This approach is fine. The O(n) requirement simply means that the running time is proportional to the number of items which in this case means the number of characters in the string (assuming you mean time complexity which is a fairly safe bet here).
The pseudocode:
def removeSpaces (str):
src = pointer to str
dst = src
while not end-of-string marker at src:
if character at src is not space:
set character at dst to be character at src
increment dst
increment src
place end-of-string marker at dst
is basically what you're trying to do.
Because it has a single loop dependent only on the number of characters, it is indeed O(n) time complexity.
The following C program shows this in action:
#include <stdio.h>
// Removes all spaces from a (non-const) string.

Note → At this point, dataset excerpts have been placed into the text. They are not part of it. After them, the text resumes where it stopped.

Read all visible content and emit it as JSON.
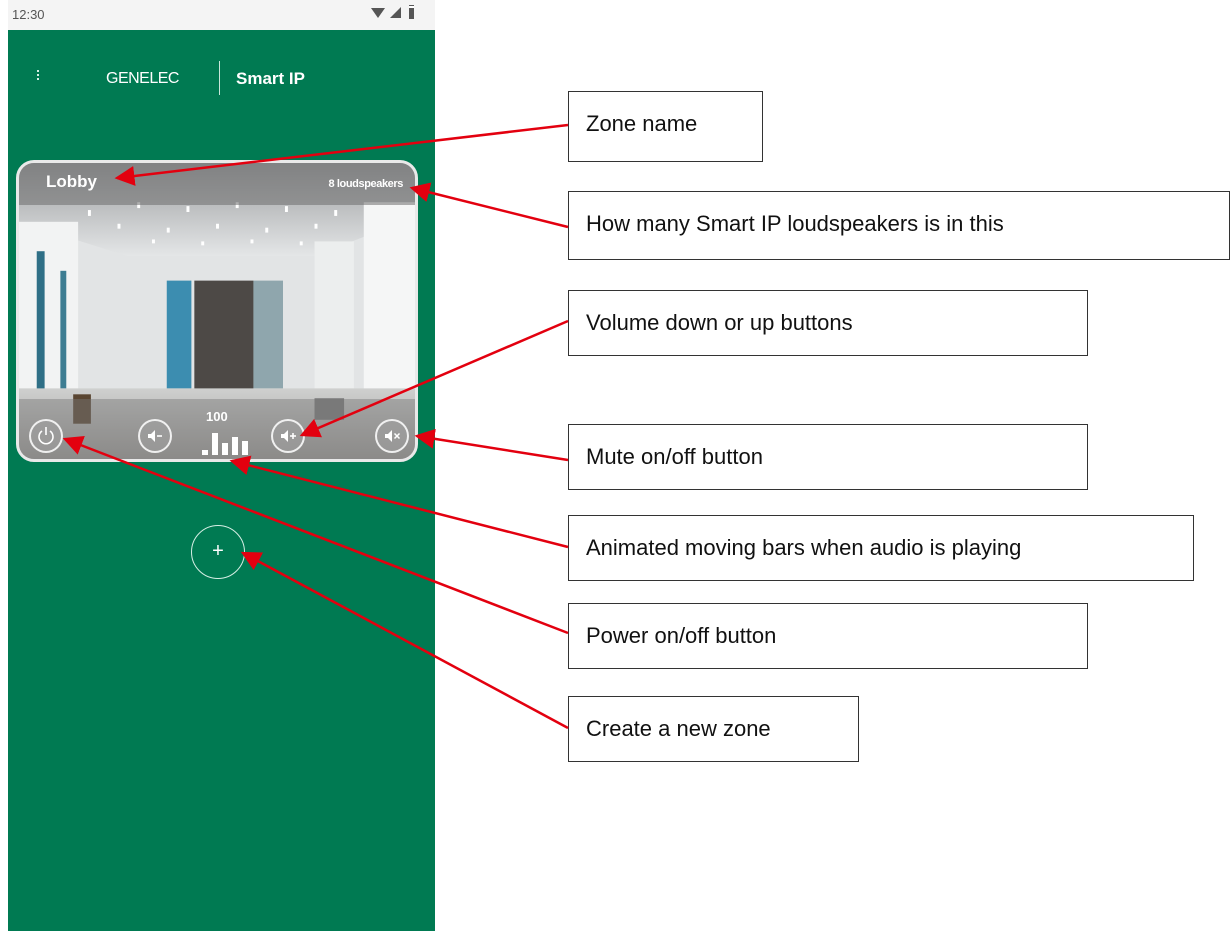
{
  "statusbar": {
    "time": "12:30",
    "icons": [
      "wifi-icon",
      "signal-icon",
      "battery-icon"
    ]
  },
  "app": {
    "brand": {
      "company": "GENELEC",
      "product": "Smart IP"
    },
    "background_color": "#007a52"
  },
  "zone": {
    "name": "Lobby",
    "speaker_count": "8 loudspeakers",
    "volume": "100",
    "controls": [
      "power-icon",
      "volume-down-icon",
      "volume-up-icon",
      "mute-icon"
    ]
  },
  "add_zone": {
    "icon": "plus-icon",
    "label": "+"
  },
  "annotations": [
    {
      "id": "zone-name",
      "text": "Zone name"
    },
    {
      "id": "speaker-count",
      "text": "How many Smart IP loudspeakers is in this"
    },
    {
      "id": "volume-buttons",
      "text": "Volume down or up buttons"
    },
    {
      "id": "mute-button",
      "text": "Mute on/off button"
    },
    {
      "id": "animated-bars",
      "text": "Animated moving bars when audio is playing"
    },
    {
      "id": "power-button",
      "text": "Power on/off button"
    },
    {
      "id": "create-zone",
      "text": "Create a new zone"
    }
  ],
  "arrow_color": "#e3000f"
}
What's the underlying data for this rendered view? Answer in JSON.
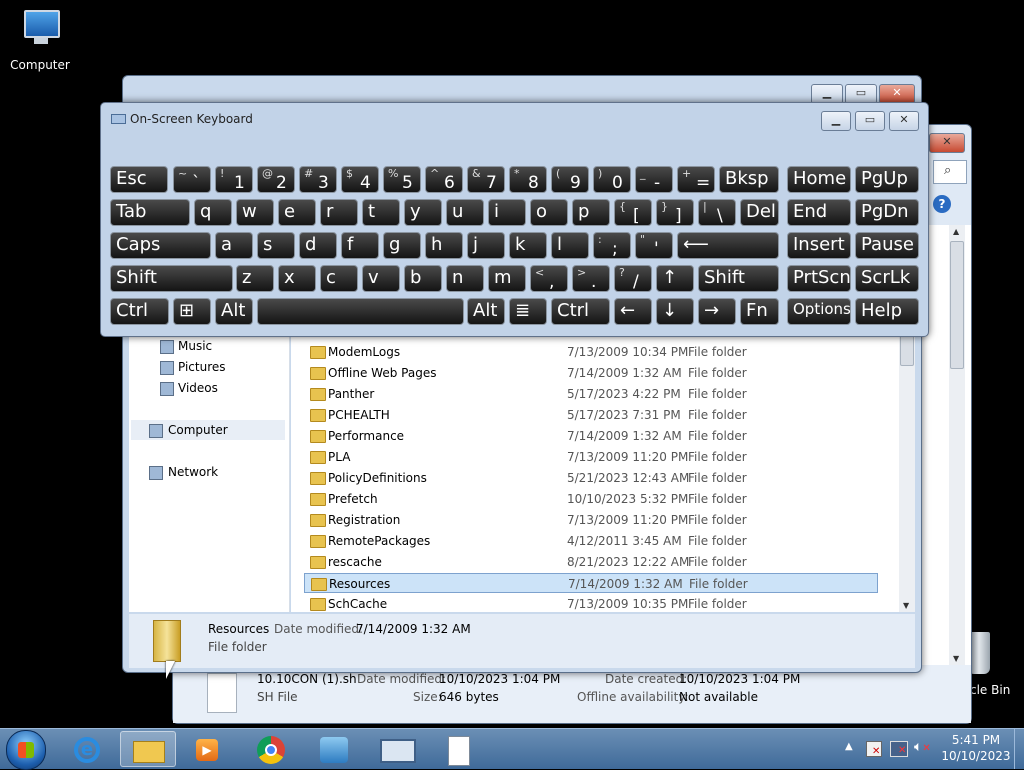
{
  "desktop": {
    "computer_label": "Computer",
    "recycle_label": "cle Bin"
  },
  "keyboard": {
    "title": "On-Screen Keyboard",
    "rows": [
      [
        {
          "k": "Esc"
        },
        {
          "s": "~",
          "m": "`"
        },
        {
          "s": "!",
          "m": "1"
        },
        {
          "s": "@",
          "m": "2"
        },
        {
          "s": "#",
          "m": "3"
        },
        {
          "s": "$",
          "m": "4"
        },
        {
          "s": "%",
          "m": "5"
        },
        {
          "s": "^",
          "m": "6"
        },
        {
          "s": "&",
          "m": "7"
        },
        {
          "s": "*",
          "m": "8"
        },
        {
          "s": "(",
          "m": "9"
        },
        {
          "s": ")",
          "m": "0"
        },
        {
          "s": "_",
          "m": "-"
        },
        {
          "s": "+",
          "m": "="
        },
        {
          "k": "Bksp"
        },
        {
          "k": "Home"
        },
        {
          "k": "PgUp"
        }
      ],
      [
        {
          "k": "Tab"
        },
        {
          "k": "q"
        },
        {
          "k": "w"
        },
        {
          "k": "e"
        },
        {
          "k": "r"
        },
        {
          "k": "t"
        },
        {
          "k": "y"
        },
        {
          "k": "u"
        },
        {
          "k": "i"
        },
        {
          "k": "o"
        },
        {
          "k": "p"
        },
        {
          "s": "{",
          "m": "["
        },
        {
          "s": "}",
          "m": "]"
        },
        {
          "s": "|",
          "m": "\\"
        },
        {
          "k": "Del"
        },
        {
          "k": "End"
        },
        {
          "k": "PgDn"
        }
      ],
      [
        {
          "k": "Caps"
        },
        {
          "k": "a"
        },
        {
          "k": "s"
        },
        {
          "k": "d"
        },
        {
          "k": "f"
        },
        {
          "k": "g"
        },
        {
          "k": "h"
        },
        {
          "k": "j"
        },
        {
          "k": "k"
        },
        {
          "k": "l"
        },
        {
          "s": ":",
          "m": ";"
        },
        {
          "s": "\"",
          "m": "'"
        },
        {
          "k": "⟵"
        },
        {
          "k": "Insert"
        },
        {
          "k": "Pause"
        }
      ],
      [
        {
          "k": "Shift"
        },
        {
          "k": "z"
        },
        {
          "k": "x"
        },
        {
          "k": "c"
        },
        {
          "k": "v"
        },
        {
          "k": "b"
        },
        {
          "k": "n"
        },
        {
          "k": "m"
        },
        {
          "s": "<",
          "m": ","
        },
        {
          "s": ">",
          "m": "."
        },
        {
          "s": "?",
          "m": "/"
        },
        {
          "k": "↑"
        },
        {
          "k": "Shift"
        },
        {
          "k": "PrtScn"
        },
        {
          "k": "ScrLk"
        }
      ],
      [
        {
          "k": "Ctrl"
        },
        {
          "k": "⊞"
        },
        {
          "k": "Alt"
        },
        {
          "k": ""
        },
        {
          "k": "Alt"
        },
        {
          "k": "≣"
        },
        {
          "k": "Ctrl"
        },
        {
          "k": "←"
        },
        {
          "k": "↓"
        },
        {
          "k": "→"
        },
        {
          "k": "Fn"
        },
        {
          "k": "Options"
        },
        {
          "k": "Help"
        }
      ]
    ]
  },
  "explorer": {
    "nav": [
      {
        "label": "Music",
        "icon": "music-icon"
      },
      {
        "label": "Pictures",
        "icon": "pictures-icon"
      },
      {
        "label": "Videos",
        "icon": "videos-icon"
      },
      {
        "label": "Computer",
        "icon": "computer-icon"
      },
      {
        "label": "Network",
        "icon": "network-icon"
      }
    ],
    "files": [
      {
        "name": "ModemLogs",
        "date": "7/13/2009 10:34 PM",
        "type": "File folder"
      },
      {
        "name": "Offline Web Pages",
        "date": "7/14/2009 1:32 AM",
        "type": "File folder"
      },
      {
        "name": "Panther",
        "date": "5/17/2023 4:22 PM",
        "type": "File folder"
      },
      {
        "name": "PCHEALTH",
        "date": "5/17/2023 7:31 PM",
        "type": "File folder"
      },
      {
        "name": "Performance",
        "date": "7/14/2009 1:32 AM",
        "type": "File folder"
      },
      {
        "name": "PLA",
        "date": "7/13/2009 11:20 PM",
        "type": "File folder"
      },
      {
        "name": "PolicyDefinitions",
        "date": "5/21/2023 12:43 AM",
        "type": "File folder"
      },
      {
        "name": "Prefetch",
        "date": "10/10/2023 5:32 PM",
        "type": "File folder"
      },
      {
        "name": "Registration",
        "date": "7/13/2009 11:20 PM",
        "type": "File folder"
      },
      {
        "name": "RemotePackages",
        "date": "4/12/2011 3:45 AM",
        "type": "File folder"
      },
      {
        "name": "rescache",
        "date": "8/21/2023 12:22 AM",
        "type": "File folder"
      },
      {
        "name": "Resources",
        "date": "7/14/2009 1:32 AM",
        "type": "File folder",
        "selected": true
      },
      {
        "name": "SchCache",
        "date": "7/13/2009 10:35 PM",
        "type": "File folder"
      }
    ],
    "details": {
      "name": "Resources",
      "date_label": "Date modified:",
      "date": "7/14/2009 1:32 AM",
      "type": "File folder"
    }
  },
  "back_window": {
    "details": {
      "name": "10.10CON (1).sh",
      "date_mod_label": "Date modified:",
      "date_mod": "10/10/2023 1:04 PM",
      "type": "SH File",
      "size_label": "Size:",
      "size": "646 bytes",
      "created_label": "Date created:",
      "created": "10/10/2023 1:04 PM",
      "offline_label": "Offline availability:",
      "offline": "Not available"
    }
  },
  "taskbar": {
    "time": "5:41 PM",
    "date": "10/10/2023",
    "pinned": [
      "start-orb",
      "internet-explorer-icon",
      "explorer-folder-icon",
      "media-player-icon",
      "chrome-icon",
      "control-panel-icon",
      "remote-desktop-icon",
      "notepad-icon"
    ]
  }
}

static void removeSpaces (char *str) {
// Set up two pointers.
char *src = str;
char *dst = src;
// Process all characters to end of string.
while (*src != '\0') {
// If it's not a space, transfer and increment destination.
if (*src != ' ')
*dst++ = *src;
// Increment source no matter what.
src++;
}
// Terminate the new string.
*dst = '\0';
}
// Test program.
int main (void)
{
char str[] = "This is a long string with lots of spaces... ";
printf ("Old string is [%s]\n", str);
removeSpaces (str);
printf ("New string is [%s]\n", str);
return 0;
}
Running this gives you:
Old string is [This is a long string with lots of spaces... ]
New string is [Thisisalongstringwithlotsofspaces...]
Note that, if there are no spaces in the string, it simply copies every character over itself. You might think that you could optimise it by checking if src == dst
and not copying but you'll probably find the check is as expensive as the copy. And, unless you're frequently copying multi-megabyte strings, performance won't be an issue here.
Also keep in mind this will be undefined behaviour with const
strings but that would be the case in any in-place modification.